For many in Kentucky who choose to divorce, the end of a marriage is fraught with emotional and practical issues as well as long-term financial concerns. In the case of retirement funds, these often represent the single largest asset that is part of the couple's marital property, reflecting substantial savings and the result of hard work. As both parties often look towards these accounts as central to their financial futures and health, dealing with their distribution in a divorce can be problematic.
All of the complex matters that arise in relation to retirement accounts and property division can be exacerbated as the value of those accounts rise; in a high-asset divorce, it is critical that proper attention is paid to the precise details of the accounts in order to ensure a proper distribution. Retirement accounts are frequently subject to an array of specific financial and legal regulations, and if these rules are not followed, the two parties could face significant excess taxes and penalties as a result.

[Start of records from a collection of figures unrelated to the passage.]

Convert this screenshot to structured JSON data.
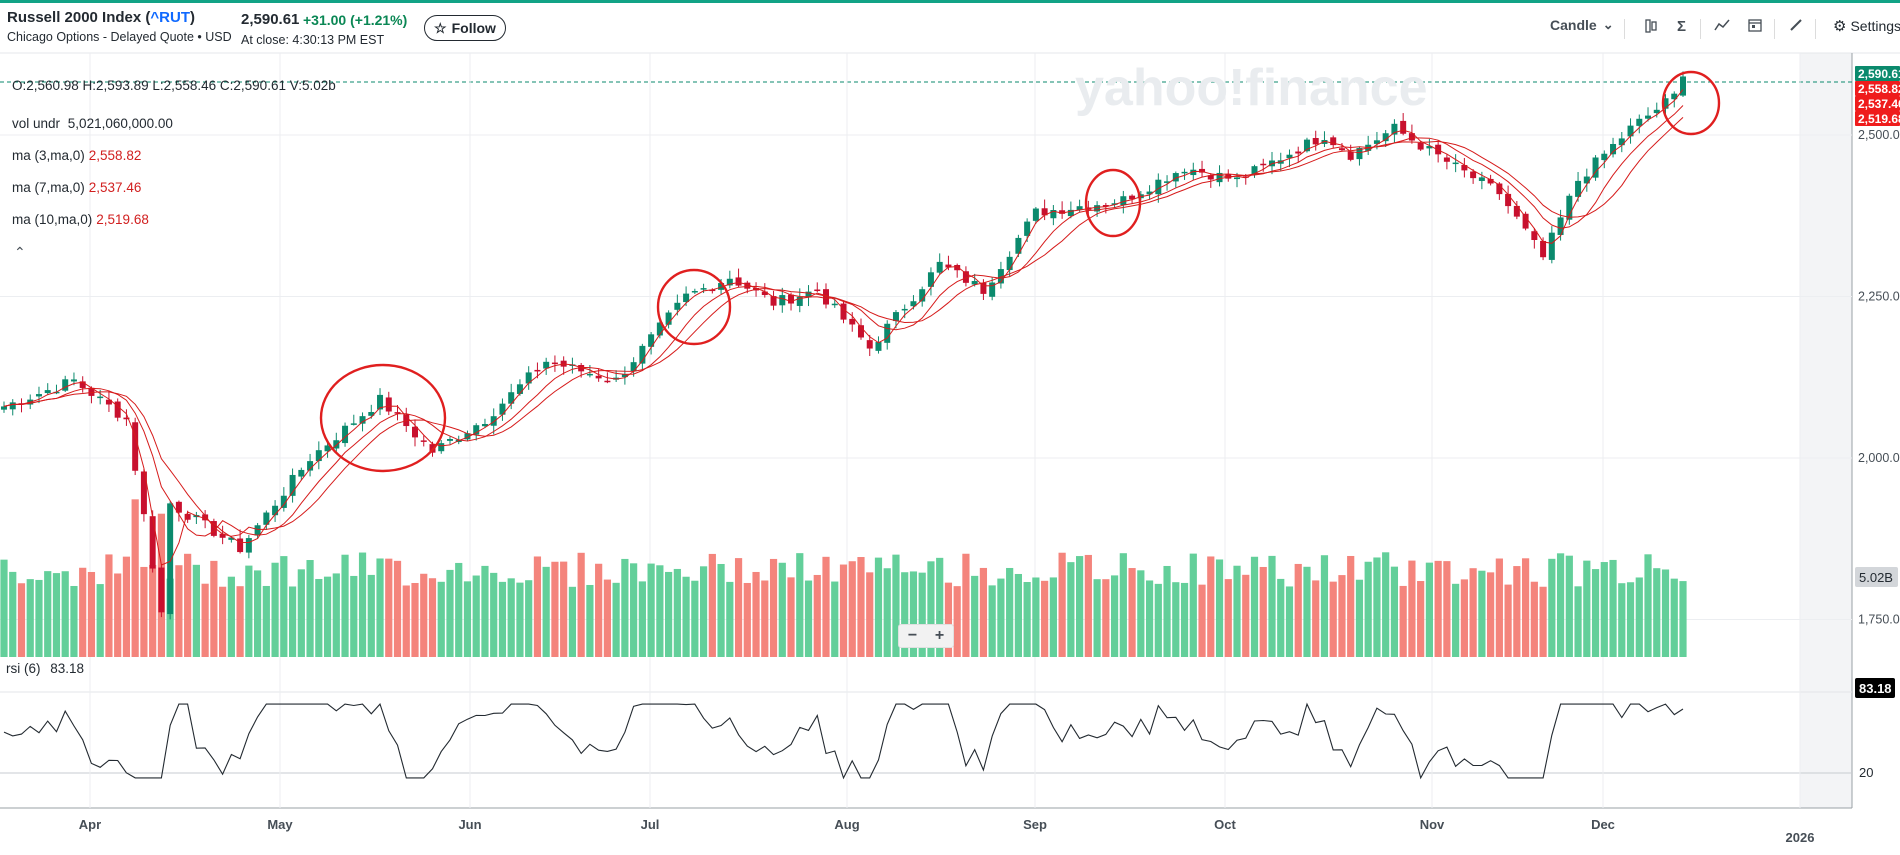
{
  "header": {
    "title": "Russell 2000 Index (",
    "symbol": "^RUT",
    "title_close": ")",
    "subtitle": "Chicago Options - Delayed Quote • USD",
    "price": "2,590.61",
    "change": "+31.00  (+1.21%)",
    "at_close": "At close: 4:30:13 PM EST",
    "follow_label": "Follow",
    "star_icon": "☆"
  },
  "toolbar": {
    "chart_type_label": "Candle",
    "chevron_icon": "⌄",
    "settings_label": "Settings",
    "icons": [
      "compare-icon",
      "indicators-icon",
      "line-tools-icon",
      "calendar-icon",
      "draw-icon",
      "gear-icon"
    ]
  },
  "legend": {
    "ohlc": "O:2,560.98   H:2,593.89   L:2,558.46   C:2,590.61   V:5.02b",
    "vol_label": "vol undr",
    "vol_value": "5,021,060,000.00",
    "ma3_label": "ma (3,ma,0)",
    "ma3_value": "2,558.82",
    "ma7_label": "ma (7,ma,0)",
    "ma7_value": "2,537.46",
    "ma10_label": "ma (10,ma,0)",
    "ma10_value": "2,519.68",
    "collapse_icon": "⌃"
  },
  "watermark": "yahoo!finance",
  "zoom": {
    "minus": "−",
    "plus": "+"
  },
  "rsi": {
    "label": "rsi (6)",
    "value": "83.18",
    "level_label": "20"
  },
  "price_axis": {
    "ticks": [
      "2,500.00",
      "2,250.00",
      "2,000.00",
      "1,750.00"
    ],
    "badges": [
      {
        "text": "2,590.61",
        "color": "#0b8a6d"
      },
      {
        "text": "2,558.82",
        "color": "#ef1c1c"
      },
      {
        "text": "2,537.46",
        "color": "#ef1c1c"
      },
      {
        "text": "2,519.68",
        "color": "#ef1c1c"
      }
    ],
    "volume_badge": "5.02B",
    "rsi_badge": "83.18"
  },
  "colors": {
    "up": "#0b8a6d",
    "down": "#c8102e",
    "vol_up": "#63cf9a",
    "vol_down": "#f4847c",
    "ma": "#d61b1b",
    "highlight": "#e01f1f"
  },
  "chart_data": {
    "type": "candlestick",
    "title": "Russell 2000 Index (^RUT)",
    "x_month_labels": [
      "Apr",
      "May",
      "Jun",
      "Jul",
      "Aug",
      "Sep",
      "Oct",
      "Nov",
      "Dec",
      "2026"
    ],
    "y_ticks": [
      1750,
      2000,
      2250,
      2500
    ],
    "ylim": [
      1720,
      2640
    ],
    "close_anchors": [
      {
        "x": "Mar 20",
        "close": 2080
      },
      {
        "x": "Mar 26",
        "close": 2120
      },
      {
        "x": "Apr 2",
        "close": 2060
      },
      {
        "x": "Apr 8",
        "close": 1760
      },
      {
        "x": "Apr 9",
        "close": 1930
      },
      {
        "x": "Apr 21",
        "close": 1860
      },
      {
        "x": "May 2",
        "close": 2000
      },
      {
        "x": "May 14",
        "close": 2090
      },
      {
        "x": "May 22",
        "close": 2010
      },
      {
        "x": "May 30",
        "close": 2060
      },
      {
        "x": "Jun 10",
        "close": 2150
      },
      {
        "x": "Jun 20",
        "close": 2120
      },
      {
        "x": "Jul 3",
        "close": 2250
      },
      {
        "x": "Jul 10",
        "close": 2280
      },
      {
        "x": "Jul 17",
        "close": 2240
      },
      {
        "x": "Jul 24",
        "close": 2260
      },
      {
        "x": "Aug 1",
        "close": 2170
      },
      {
        "x": "Aug 13",
        "close": 2300
      },
      {
        "x": "Aug 20",
        "close": 2260
      },
      {
        "x": "Aug 28",
        "close": 2380
      },
      {
        "x": "Sep 12",
        "close": 2400
      },
      {
        "x": "Sep 22",
        "close": 2450
      },
      {
        "x": "Oct 1",
        "close": 2430
      },
      {
        "x": "Oct 15",
        "close": 2500
      },
      {
        "x": "Oct 20",
        "close": 2470
      },
      {
        "x": "Oct 27",
        "close": 2510
      },
      {
        "x": "Nov 6",
        "close": 2450
      },
      {
        "x": "Nov 13",
        "close": 2410
      },
      {
        "x": "Nov 20",
        "close": 2310
      },
      {
        "x": "Nov 26",
        "close": 2430
      },
      {
        "x": "Dec 4",
        "close": 2510
      },
      {
        "x": "Dec 11",
        "close": 2560
      },
      {
        "x": "Dec 12",
        "close": 2590.61
      }
    ],
    "volume_last": "5.02B",
    "rsi_last": 83.18,
    "annotations": [
      "red circle around mid-May rally",
      "red circle around early July",
      "red circle around mid September",
      "red circle around latest December candle"
    ]
  }
}
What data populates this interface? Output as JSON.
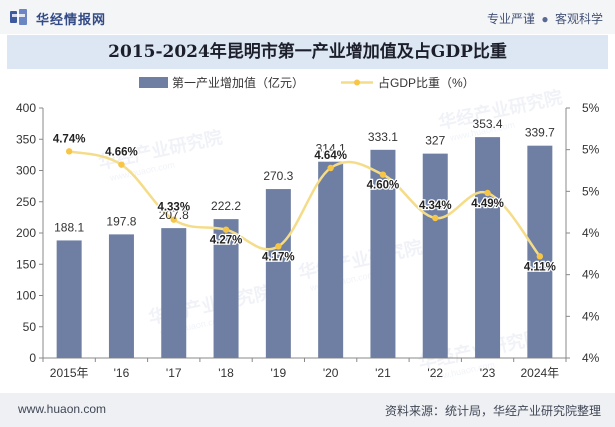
{
  "header": {
    "brand": "华经情报网",
    "tagline_left": "专业严谨",
    "tagline_sep": "●",
    "tagline_right": "客观科学"
  },
  "footer": {
    "website": "www.huaon.com",
    "source": "资料来源：统计局，华经产业研究院整理"
  },
  "watermark": "华经产业研究院",
  "watermark_url": "www.huaon.com",
  "colors": {
    "bar": "#6f7fa3",
    "line": "#f5dc88",
    "point": "#f7c646",
    "title_band": "#dde7f3",
    "brand": "#334a86"
  },
  "chart_data": {
    "type": "bar+line",
    "title": "2015-2024年昆明市第一产业增加值及占GDP比重",
    "categories": [
      "2015年",
      "'16",
      "'17",
      "'18",
      "'19",
      "'20",
      "'21",
      "'22",
      "'23",
      "2024年"
    ],
    "series": [
      {
        "name": "第一产业增加值（亿元）",
        "type": "bar",
        "axis": "left",
        "values": [
          188.1,
          197.8,
          207.8,
          222.2,
          270.3,
          314.1,
          333.1,
          327,
          353.4,
          339.7
        ],
        "labels": [
          "188.1",
          "197.8",
          "207.8",
          "222.2",
          "270.3",
          "314.1",
          "333.1",
          "327",
          "353.4",
          "339.7"
        ]
      },
      {
        "name": "占GDP比重（%）",
        "type": "line",
        "smooth": true,
        "axis": "right",
        "values": [
          4.74,
          4.66,
          4.33,
          4.27,
          4.17,
          4.64,
          4.6,
          4.34,
          4.49,
          4.11
        ],
        "labels": [
          "4.74%",
          "4.66%",
          "4.33%",
          "4.27%",
          "4.17%",
          "4.64%",
          "4.60%",
          "4.34%",
          "4.49%",
          "4.11%"
        ]
      }
    ],
    "y_left": {
      "min": 0,
      "max": 400,
      "ticks": [
        0,
        50,
        100,
        150,
        200,
        250,
        300,
        350,
        400
      ],
      "tick_labels": [
        "0",
        "50",
        "100",
        "150",
        "200",
        "250",
        "300",
        "350",
        "400"
      ]
    },
    "y_right": {
      "min": 3.5,
      "max": 5.0,
      "ticks": [
        3.5,
        3.75,
        4.0,
        4.25,
        4.5,
        4.75,
        5.0
      ],
      "tick_labels": [
        "4%",
        "4%",
        "4%",
        "4%",
        "5%",
        "5%",
        "5%"
      ]
    },
    "legend_position": "top-center",
    "grid": false
  }
}
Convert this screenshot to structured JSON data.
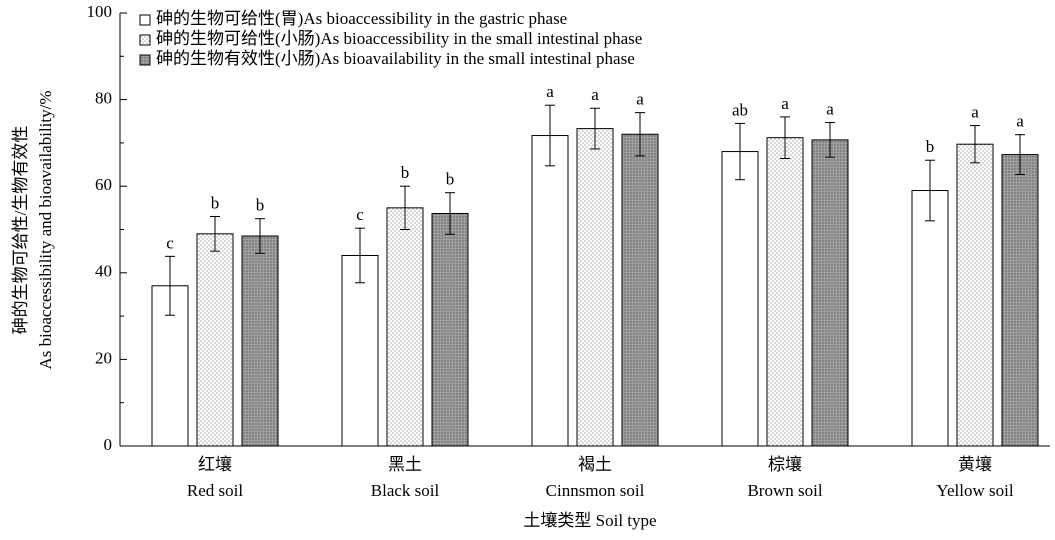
{
  "chart_data": {
    "type": "bar",
    "xlabel": "土壤类型 Soil type",
    "ylabel": [
      "砷的生物可给性/生物有效性",
      "As bioaccessibility and bioavailability/%"
    ],
    "categories": [
      [
        "红壤",
        "Red soil"
      ],
      [
        "黑土",
        "Black soil"
      ],
      [
        "褐土",
        "Cinnsmon soil"
      ],
      [
        "棕壤",
        "Brown soil"
      ],
      [
        "黄壤",
        "Yellow soil"
      ]
    ],
    "ylim": [
      0,
      100
    ],
    "yticks": [
      0,
      20,
      40,
      60,
      80,
      100
    ],
    "y_minor_ticks": [
      10,
      30,
      50,
      70,
      90
    ],
    "legend": "upper left",
    "series": [
      {
        "name": "砷的生物可给性(胃)As bioaccessibility in the gastric phase",
        "color": "#ffffff",
        "pattern": "none",
        "values": [
          37,
          44,
          71.7,
          68,
          59
        ],
        "errors": [
          6.8,
          6.3,
          7,
          6.5,
          7
        ],
        "labels": [
          "c",
          "c",
          "a",
          "ab",
          "b"
        ]
      },
      {
        "name": "砷的生物可给性(小肠)As bioaccessibility in the small intestinal phase",
        "color": "#f2f2f2",
        "pattern": "sparse-dots",
        "values": [
          49,
          55,
          73.3,
          71.2,
          69.7
        ],
        "errors": [
          4,
          5,
          4.7,
          4.8,
          4.3
        ],
        "labels": [
          "b",
          "b",
          "a",
          "a",
          "a"
        ]
      },
      {
        "name": "砷的生物有效性(小肠)As bioavailability in the small intestinal phase",
        "color": "#a0a0a0",
        "pattern": "dense-dots",
        "values": [
          48.5,
          53.7,
          72,
          70.7,
          67.3
        ],
        "errors": [
          4,
          4.8,
          5,
          4,
          4.6
        ],
        "labels": [
          "b",
          "b",
          "a",
          "a",
          "a"
        ]
      }
    ]
  }
}
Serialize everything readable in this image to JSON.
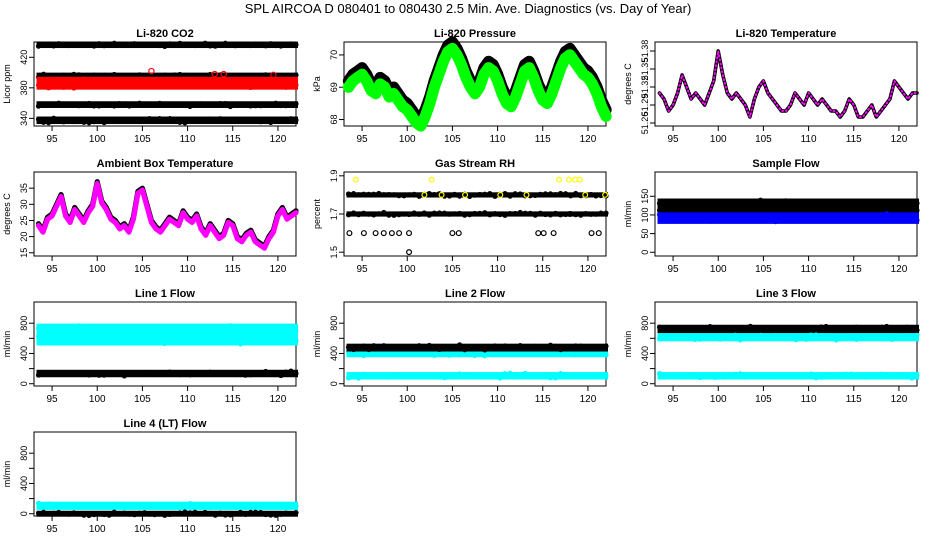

For retirement accounts housed at the workplace of one spouse, a court order called a QDRO or qualified domestic relations order is necessary to distribute them according to the divorce settlement. While the QDRO should reflect the agreement for division specified in the divorce, the order is not automatically issued with the divorce decree and must be requested from the court. In addition, for each retirement account that will be divided, a separate QDRO is necessary.
The family law attorney that represented one spouse in a high-asset divorce may also be able to draft the necessary QDRO and have it approved by the court. The lawyer can work with the plan administrators for the funds in question in order to ensure that the division of assets is carried out in a proper manner, in line with relevant regulations and reflecting the content of the divorce settlement.